Das Bild, als die amerikanischen Truppen im Frühjahr 1945 seinen Heimatort Cham in der Oberpfalz besetzten, wird Frey nie vergessen. Die Niederlage der für ihn so hochgeschätzten Wehrmacht entwickelte sich zu einem Trauma für den damals 12jährigen Sproß einer nationalkonservativen Kaufmannsfamilie. Die „beste, anständigste, tapferste, ruhmreichste und ehrenvollste Truppe, die es jemals gab“ (O-Ton Frey), wurde geschlagen. Der Absolvent des Elitegymnasiums in Kloster Ettal und Dr. rer. pol. setzte nun alles daran, die NS-Verbrechen zu relativieren und die Wehrmacht zu rehabilitieren.

Niederlagen kann Frey sowieso nicht verwinden.
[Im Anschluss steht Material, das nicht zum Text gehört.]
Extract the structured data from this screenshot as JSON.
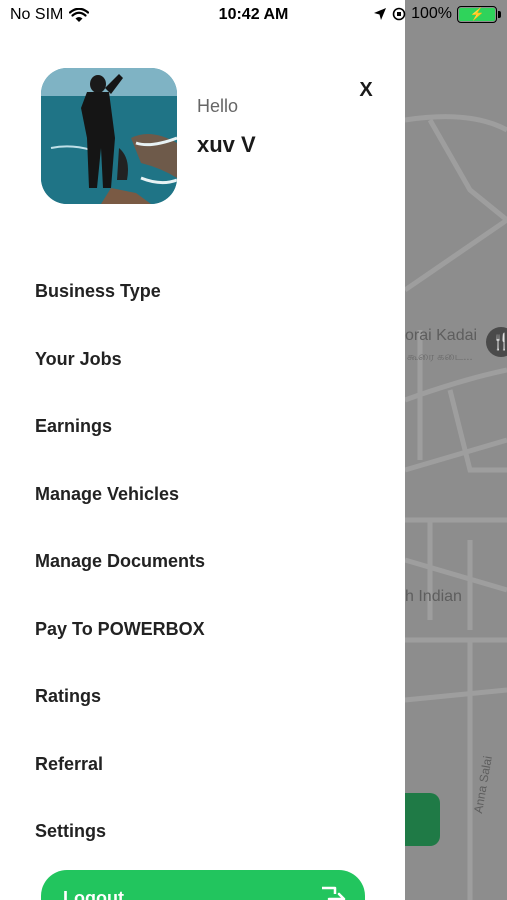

Sie verursachen tiefe Wunden im Ego des DVU- Chefs, der nachtragend bis zum letzten ist. Als die NPD ihn nicht als Direktkandidaten für München aufstellte und er 1976 auch noch als stellvertretender Bundesvorsitzender durchfiel, sann er auf Rache.

Er startete eine Kampagne gegen die NPD und machte die DVU mit aggressiver Mitgliederwerbung zur stärksten rechtsextremen Gruppierung. Dann ersann er die Taktik, die NPD durch Umarmung zu eliminieren. Mit Erfolg. Das 1987 geschmiedete Bündnis mit der NPD brachte diese an den Rand der Bedeutungslosigkeit. „Jeder, der sich mit ihm einläßt, wird nicht nur politisch diskreditiert, sondern auch ausgenutzt, mißbraucht, gefleddert“, charakterisierte der einstige „Schriftleiter“ im Frey-Verlagsimperium, Harald Neubauer, seinen früheren Chef.

Dies mußte auch der damalige Vorsitzende der „Republikaner“ (Rep), Franz Schönhuber, erfahren. Frey merkte, daß ihm da ein gefährlicher Konkurrent im rechten Lager heranwuchs, der über das verfügte, was der reiche Verleger und Hobbyschütze gerne hätte: Charisma und rhetorisches Talent.

Wenn Frey bei öffentlichen Veranstaltungen wie alljährlich in der Passauer Nibelungenhalle redet, poltert er mehr, als daß er pointiert spricht. Der pausbäckige Mann, der kaum über das Rednerpult schauen kann, rudert dann mit seinen Armen, anstatt das Gesagte mit geschickten Gesten zu unterstreichen.

Es war eine Schmach für Frey, als Neubauer die Seiten wechselte und bayerischer Rep-Vorsitzender wurde. Doch Frey sah im August 1994 seine Rachestunde gekommen. Er traf sich mit dem innerparteilich angeschlagenen Schönhuber, vereinbarte eine gemeinsame „rechte Abwehrfront“ und veröffentlichte dies. Damit stürzte er die Reps in eine Zerreißprobe, Schönhuber verlor den Parteivorsitz, und die Reps waren dauerhaft geschwächt.